My co-author Gail Dines has developed a clear response to the question, which I borrowed during the weekend in Memphis: When we criticize McDonald’s for its unhealthy food, environmentally destructive business practices, and targeting of children through manipulative advertising, does anyone ask whether we are “anti-food”? Of course not, because no one conflates McDonald’s with food; we recognize that there are many ways to prepare food, and it’s appropriate to critique the more toxic varieties. The same holds for pornography; pursuing a healthy sexuality does not mean we have to support toxic pornography.
Another common response was, “Do you support censorship?” reflecting a distortion of what feminists have proposed as remedies to the problem of pornography. First, the original feminist anti-pornography movement in the 1980s rejected state censorship that works through existing obscenity law and proposed a civil-rights approach that would give people hurt by pornography a chance in court to prove the harm. There are questions to ask about any legal strategy involving expression, and concerns about suppression of free speech are important; there are even disagreements within the feminist anti-pornography movement about this. But that discussion should start from an accurate account of the alternatives.

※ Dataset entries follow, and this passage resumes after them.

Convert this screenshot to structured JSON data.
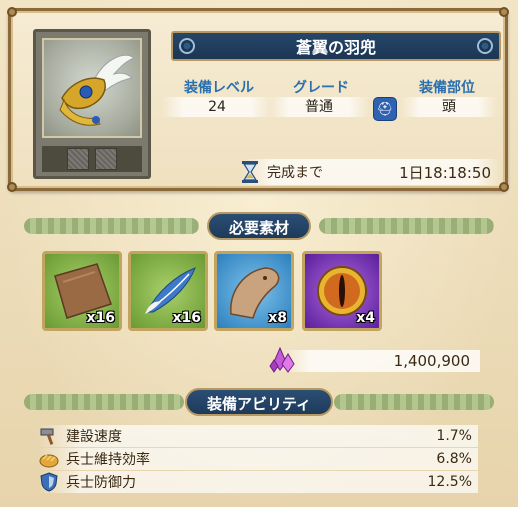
{
  "item": {
    "name": "蒼翼の羽兜",
    "level_label": "装備レベル",
    "level_value": "24",
    "grade_label": "グレード",
    "grade_value": "普通",
    "slot_label": "装備部位",
    "slot_value": "頭",
    "timer_label": "完成まで",
    "timer_value": "1日18:18:50"
  },
  "materials_header": "必要素材",
  "materials": [
    {
      "name": "leather",
      "qty": "x16",
      "color": "#8fb64f"
    },
    {
      "name": "feather",
      "qty": "x16",
      "color": "#8fb64f"
    },
    {
      "name": "beak",
      "qty": "x8",
      "color": "#3b8fc9"
    },
    {
      "name": "dragon-eye",
      "qty": "x4",
      "color": "#7a3bb8"
    }
  ],
  "cost": {
    "icon": "crystal-icon",
    "value": "1,400,900"
  },
  "abilities_header": "装備アビリティ",
  "abilities": [
    {
      "icon": "hammer-icon",
      "name": "建設速度",
      "value": "1.7%"
    },
    {
      "icon": "bread-icon",
      "name": "兵士維持効率",
      "value": "6.8%"
    },
    {
      "icon": "shield-icon",
      "name": "兵士防御力",
      "value": "12.5%"
    }
  ]
}
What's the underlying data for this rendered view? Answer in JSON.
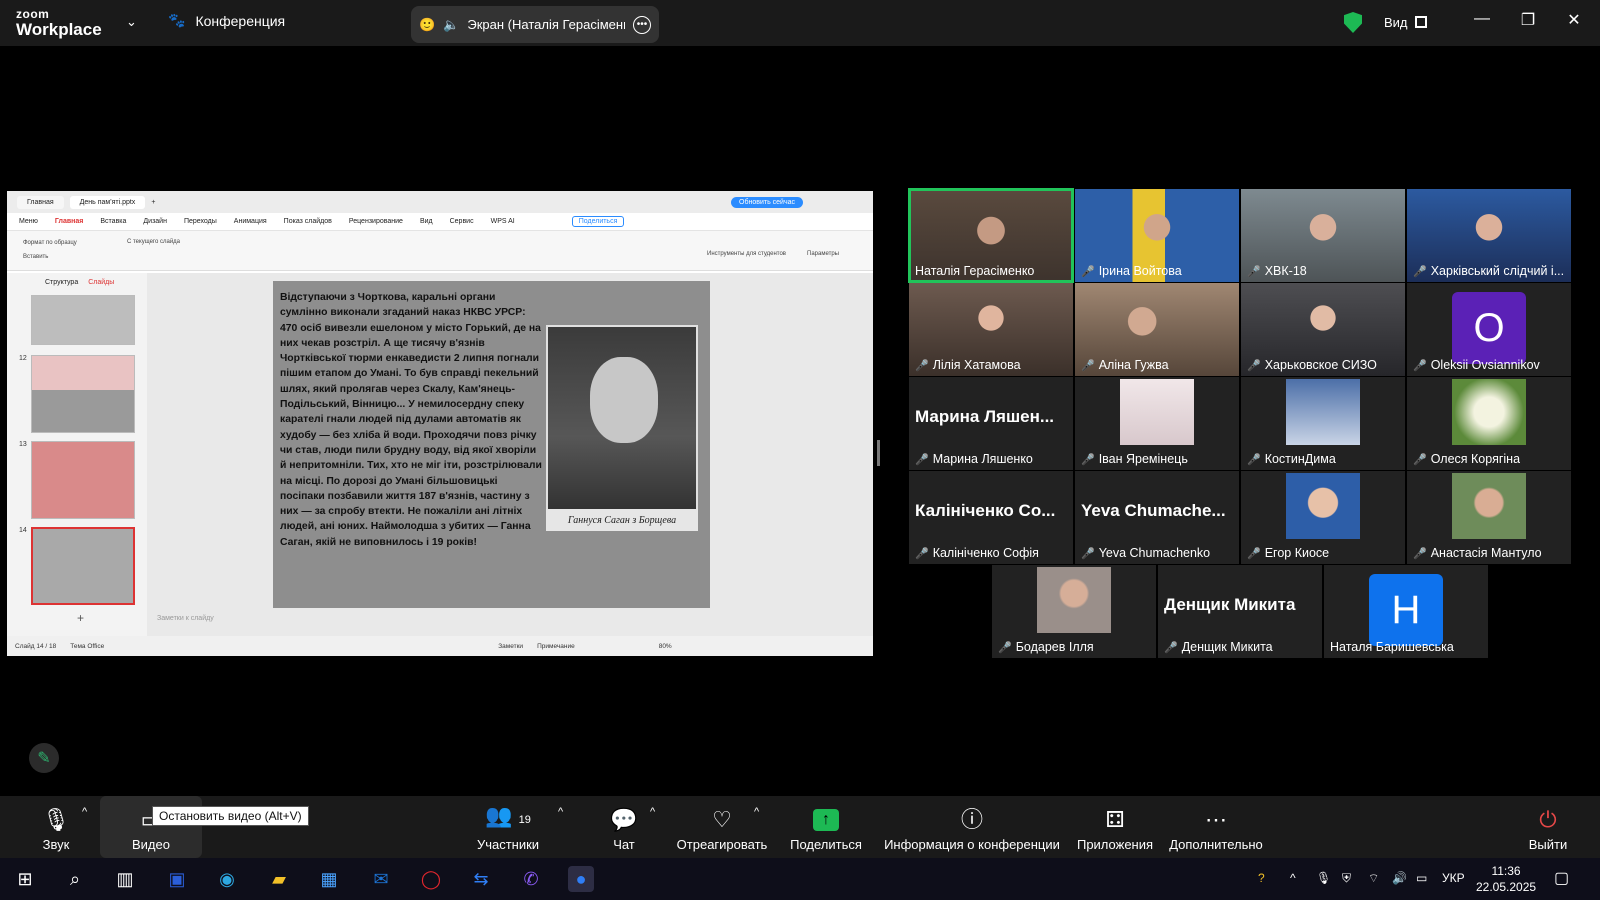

Second, at this point in the feminist anti-pornography movement the focus is on public education. The goal is to begin an honest conversation about the way in which “mainstream” pornography, the bulk of which is marketed to heterosexual men, is increasingly cruel and degrading to women and more openly racist than ever — at the same time that it is increasingly accepted as mainstream entertainment. It’s ironic to be accused of trying to suppress free speech when trying simply to exercise free speech in critique of profit-driven sexism and racism.
There was much insightful criticism at the conference of the subtle sexism and racism that still pervades mainstream corporate-commercial mass media. Although men and white people — including in progressive circles — are sometimes resistant to that analysis, no one argues that it’s an inappropriate topic for discussion. Yet for some reason, many of those same progressives — men and women alike — don’t consider a left/feminist/anti-racist critique of pornography to be part of the media reform/media justice agenda. Why? I think it has to do with fear.
Facing the pornography industry forces us to acknowledge the deep misogyny and white supremacy that still exists in the culture, even with the gains of the feminist and civil-rights movements. Both women and men might understandably be afraid of confronting what pornography tells us about the cruelty of our culture, our own sexual socialization, and the difficult struggles we face to create a world free of sexual violence.
That fear is real, and all the more reason to confront the issue of pornography more openly.